Ensemble of Part Detectors for Simultaneous Classification and Localization
This work addresses the problem of reducing annotation costs for computer vision tasks, but it is incremental as it builds on existing part-based and MIL methods.
The paper tackles the challenge of automatically discovering discriminative parts in images without object or part-level annotations, proposing a method that uses detector-based spectral clustering and confidence-loss sparse Multiple Instance Learning to achieve effective mid-level representation for classification and localization, with experiments showing superiority over existing approaches on benchmark datasets.
Part-based representation has been proven to be effective for a variety of visual applications. However, automatic discovery of discriminative parts without object/part-level annotations is challenging. This paper proposes a discriminative mid-level representation paradigm based on the responses of a collection of part detectors, which only requires the image-level labels.
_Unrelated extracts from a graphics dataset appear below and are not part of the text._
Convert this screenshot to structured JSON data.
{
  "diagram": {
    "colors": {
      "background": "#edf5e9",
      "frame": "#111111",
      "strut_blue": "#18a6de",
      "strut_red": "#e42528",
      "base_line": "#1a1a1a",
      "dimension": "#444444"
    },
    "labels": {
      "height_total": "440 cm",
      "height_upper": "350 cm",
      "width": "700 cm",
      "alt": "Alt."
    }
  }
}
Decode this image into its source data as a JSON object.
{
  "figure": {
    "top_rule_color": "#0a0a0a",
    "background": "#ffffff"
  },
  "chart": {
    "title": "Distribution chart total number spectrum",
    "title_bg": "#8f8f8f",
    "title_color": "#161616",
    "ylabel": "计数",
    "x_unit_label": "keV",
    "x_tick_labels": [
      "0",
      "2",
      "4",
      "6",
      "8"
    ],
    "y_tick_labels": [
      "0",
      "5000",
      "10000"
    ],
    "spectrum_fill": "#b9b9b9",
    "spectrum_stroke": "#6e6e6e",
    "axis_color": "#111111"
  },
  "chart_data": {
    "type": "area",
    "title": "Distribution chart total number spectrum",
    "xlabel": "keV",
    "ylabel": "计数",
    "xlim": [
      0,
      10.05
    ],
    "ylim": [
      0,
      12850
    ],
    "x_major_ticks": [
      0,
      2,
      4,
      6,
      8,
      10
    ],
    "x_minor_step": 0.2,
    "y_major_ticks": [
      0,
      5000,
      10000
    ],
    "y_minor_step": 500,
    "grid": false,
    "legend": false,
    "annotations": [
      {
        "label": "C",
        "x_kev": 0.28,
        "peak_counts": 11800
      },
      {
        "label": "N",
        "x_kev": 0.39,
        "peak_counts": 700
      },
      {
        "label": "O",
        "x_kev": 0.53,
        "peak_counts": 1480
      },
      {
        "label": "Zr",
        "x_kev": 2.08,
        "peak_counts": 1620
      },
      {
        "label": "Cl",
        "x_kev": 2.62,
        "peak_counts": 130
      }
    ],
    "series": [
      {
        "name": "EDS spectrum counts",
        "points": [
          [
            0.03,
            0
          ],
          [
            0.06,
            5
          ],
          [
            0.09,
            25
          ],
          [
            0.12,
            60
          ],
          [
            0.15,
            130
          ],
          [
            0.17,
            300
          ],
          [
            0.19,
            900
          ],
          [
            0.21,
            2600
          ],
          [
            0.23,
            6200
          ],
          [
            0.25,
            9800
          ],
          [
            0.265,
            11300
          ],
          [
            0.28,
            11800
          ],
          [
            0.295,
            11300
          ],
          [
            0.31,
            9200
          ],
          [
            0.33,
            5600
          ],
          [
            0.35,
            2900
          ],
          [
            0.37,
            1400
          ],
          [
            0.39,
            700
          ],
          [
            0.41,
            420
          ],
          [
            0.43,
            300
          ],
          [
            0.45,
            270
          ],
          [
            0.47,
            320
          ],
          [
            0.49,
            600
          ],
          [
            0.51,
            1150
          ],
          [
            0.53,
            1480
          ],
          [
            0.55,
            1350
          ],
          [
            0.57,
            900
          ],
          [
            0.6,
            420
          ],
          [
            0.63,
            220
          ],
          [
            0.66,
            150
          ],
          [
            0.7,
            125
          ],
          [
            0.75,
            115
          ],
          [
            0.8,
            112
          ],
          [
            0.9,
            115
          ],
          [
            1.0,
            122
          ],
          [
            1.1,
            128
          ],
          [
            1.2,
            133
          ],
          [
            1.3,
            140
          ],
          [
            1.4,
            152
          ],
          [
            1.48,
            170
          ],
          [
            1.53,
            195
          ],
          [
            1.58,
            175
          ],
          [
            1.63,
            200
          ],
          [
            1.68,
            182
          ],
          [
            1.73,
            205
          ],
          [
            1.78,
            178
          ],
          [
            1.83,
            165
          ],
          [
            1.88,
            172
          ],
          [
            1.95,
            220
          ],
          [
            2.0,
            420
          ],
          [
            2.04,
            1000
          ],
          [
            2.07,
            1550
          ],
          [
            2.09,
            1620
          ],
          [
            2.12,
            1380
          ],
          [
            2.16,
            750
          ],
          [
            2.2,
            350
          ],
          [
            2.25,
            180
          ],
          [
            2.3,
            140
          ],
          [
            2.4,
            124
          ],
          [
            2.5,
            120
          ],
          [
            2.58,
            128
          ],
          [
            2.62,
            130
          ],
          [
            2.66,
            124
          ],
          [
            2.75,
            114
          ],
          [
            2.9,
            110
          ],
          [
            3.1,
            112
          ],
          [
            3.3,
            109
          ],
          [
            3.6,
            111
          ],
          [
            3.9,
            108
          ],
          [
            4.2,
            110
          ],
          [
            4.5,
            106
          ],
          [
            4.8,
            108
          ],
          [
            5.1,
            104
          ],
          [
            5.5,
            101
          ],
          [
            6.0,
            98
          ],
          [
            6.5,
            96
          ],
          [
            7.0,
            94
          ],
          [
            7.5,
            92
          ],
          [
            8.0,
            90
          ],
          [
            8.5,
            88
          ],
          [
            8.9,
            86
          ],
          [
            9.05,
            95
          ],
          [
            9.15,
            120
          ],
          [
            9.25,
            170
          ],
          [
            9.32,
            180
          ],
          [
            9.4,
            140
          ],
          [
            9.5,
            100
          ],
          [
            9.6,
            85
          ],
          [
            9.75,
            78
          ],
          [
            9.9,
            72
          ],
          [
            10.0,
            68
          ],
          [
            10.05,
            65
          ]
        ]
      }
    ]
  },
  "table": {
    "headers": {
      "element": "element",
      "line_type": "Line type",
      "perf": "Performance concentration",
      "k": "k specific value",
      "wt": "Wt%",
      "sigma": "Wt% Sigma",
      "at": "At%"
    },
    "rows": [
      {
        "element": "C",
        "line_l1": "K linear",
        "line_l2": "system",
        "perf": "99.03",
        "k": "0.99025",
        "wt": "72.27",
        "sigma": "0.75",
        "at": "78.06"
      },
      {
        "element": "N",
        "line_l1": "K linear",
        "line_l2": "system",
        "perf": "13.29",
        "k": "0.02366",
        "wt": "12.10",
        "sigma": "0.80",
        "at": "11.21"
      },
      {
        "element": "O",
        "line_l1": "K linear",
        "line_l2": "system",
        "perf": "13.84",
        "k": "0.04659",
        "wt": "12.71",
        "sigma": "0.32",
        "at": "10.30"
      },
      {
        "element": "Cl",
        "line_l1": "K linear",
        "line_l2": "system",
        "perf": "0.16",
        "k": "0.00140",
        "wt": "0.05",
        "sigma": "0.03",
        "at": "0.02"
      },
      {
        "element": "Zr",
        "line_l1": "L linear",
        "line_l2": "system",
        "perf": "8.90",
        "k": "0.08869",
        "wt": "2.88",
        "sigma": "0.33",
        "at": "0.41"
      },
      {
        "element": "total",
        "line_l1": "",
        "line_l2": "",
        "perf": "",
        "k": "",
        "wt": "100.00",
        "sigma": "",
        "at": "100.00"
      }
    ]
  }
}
Towards this goal, we first develop a detector-based spectral clustering method to mine the representative and discriminative mid-level patterns for detector initialization. The advantage of the proposed pattern mining technology is that the distance metric based on detectors only focuses on discriminative details, and a set of such grouped detectors offer an effective way for consistent pattern mining. Relying on the discovered patterns, we further formulate the detector learning process as a confidence-loss sparse Multiple Instance Learning (cls-MIL) task, which considers the diversity of the positive samples, while avoid drifting away the well localized ones by assigning a confidence value to each positive sample. The responses of the learned detectors can form an effective mid-level image representation for both image classification and object localization. Experiments conducted on benchmark datasets demonstrate the superiority of our method over existing approaches.